Why do they inspire such a passion? Because each container is more than just a decorative accessory; it additionally serves as the means for having flowers throughout the home at any time of the year. And that, for me, is the definition of a life well lived. Whether it is a single small vase of one precious rose…
or a dramatic urn of difficult-to-find lilies…
…flowers make a house a home. Make this gesture first for yourself, rather than saving them for special occasions. Consider keeping a list of key “focal points”around your home, by room or order of priority…a short version as well as a dressing-the-house-for-a party-or-house- guests scenario (along with these lists in my mud room, I also keep a collection of note cards to accompany flower arrangements that I’ve created as gifts for friends on sundry occasions).

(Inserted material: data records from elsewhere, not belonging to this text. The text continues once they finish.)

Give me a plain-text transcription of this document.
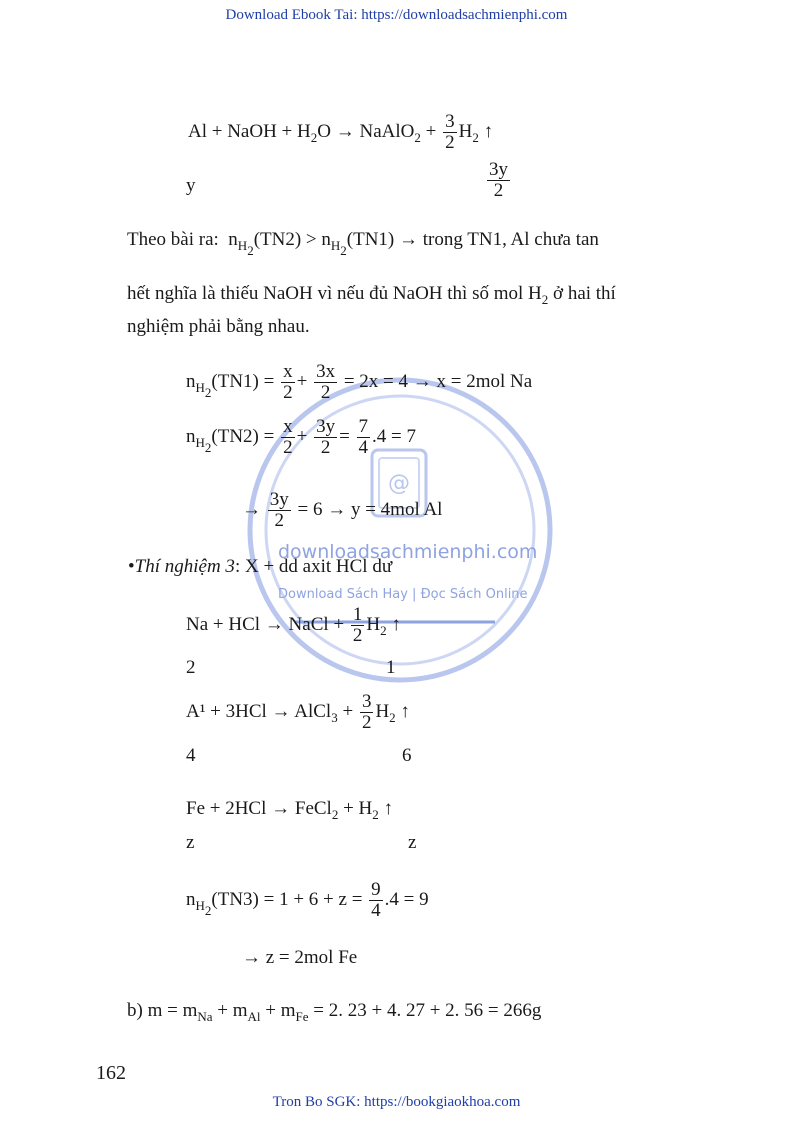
Download Ebook Tai: https://downloadsachmienphi.com
Tron Bo SGK: https://bookgiaokhoa.com
@
downloadsachmienphi.com
Download Sách Hay | Đọc Sách Online
Al + NaOH + $H_2O$ → NaAlO$_2$ + $\frac{3}{2} H_2$ ↑
y	$\frac{3y}{2}$
Theo bài ra:  $n_{H_2}(TN2) > n_{H_2}(TN1)$ → trong TN1, Al chưa tan
hết nghĩa là thiếu NaOH vì nếu đủ NaOH thì số mol $H_2$ ở hai thí
nghiệm phải bằng nhau.
$n_{H_2}(TN1) = \frac{x}{2} + \frac{3x}{2} = 2x = 4 \to x = 2mol$ Na
$n_{H_2}(TN2) = \frac{x}{2} + \frac{3y}{2} = \frac{7}{4} .4 = 7$
→ $\frac{3y}{2} = 6 \to y = 4mol$ Al
•Thí nghiệm 3: X + dd axit HCl dư
Na + HCl → NaCl + $\frac{1}{2} H_2$ ↑
2	1
A¹ + 3HCl → AlCl$_3$ + $\frac{3}{2} H_2$ ↑
4	6
Fe + 2HCl → FeCl$_2$ + $H_2$ ↑
z	z
$n_{H_2}(TN3) = 1 + 6 + z = \frac{9}{4} .4 = 9$
→ z = 2mol Fe
b) $m = m_{Na} + m_{Al} + m_{Fe} = 2$. 23 + 4. 27 + 2. 56 = 266g
162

Case in point…the first landing on our stairwell is just such a focal point for there is constant traffic up and down the stairs. It has become a game to see how many different arrangements in how many various containers will grace the little antique painted console…in early summer a favorite is Clematis ‘Betty Corning.’
In late summer long stems of aesclepias fruiticosa inspire bemusement;
and in late fall, graceful branches of purple salvia provide a delicious shot of color.
Any flower can be a star in the right container. And the right flower can lend caché to many a container.
As with any collection, it’s as much about the memories that accompany each piece– where you found it, who gave it to you, the circumstances surrounding how it came to be in your possession. A few of my favorites, and why.
On my first trip to Paris, I bought Arpege perfume first because I fell in love with the bottle; filled with two or three stems, it joins other perfume bottles on my bathroom sink.
Placing the lid beside its container filled with daffodils adds the final touch to a mantle vignette.
My husband commissioned this painted tole “bucket” as part of a set of garden-related gifts the Christmas we broke ground on our new home.
The kitchen island is on my short list of spots that always deserve a seasonal arrangement (like Kangaroo Paw and Alstroemeria).
As a child my mother’s vase absolutely fascinated me; those large sterling silver tulips wrapped around the spacious frosted glass vase (very Lalique) now contain flowers from my garden (tulip jaap groot).
Who doesn’t adore baskets…especially of the French wire variety?
New York floral designer Ronald Maia created these bud vases way back in the 1970’s — glass versions of classic Chines urn designs.
Potter Francis Palmer takes “ceramic” up another notch with her madcap creations (holding a bouquet of peonies).
TIP: A container is the perfect gift for any hostess who loves her garden and arranging flowers.
Margot Shaw of Flower Magazine well-appreciates this. When she visited me last year for the Newport Flower Show, she brought three unique, colorful vases from Alabama glass blower, Orbix Hot Glass. They were filled immediately and placed around the house; one was just perfect for hot pink peonies (below). Now I think of Margot each time I use these.
On a finishing note…keeping a selection of small vases or flower holders on hand is invaluable for many reasons…
When you’re arranging, they are just the right size for a collection of “cast off” stems.
TIP: If flower heads droop, pack the throat of the container with saran wrap (as we do at flower shows) to keep them upright.
They can provide a spot of floral presence without the effort of “doing an arrangement.”
They are easy to nest in among favorite vignettes.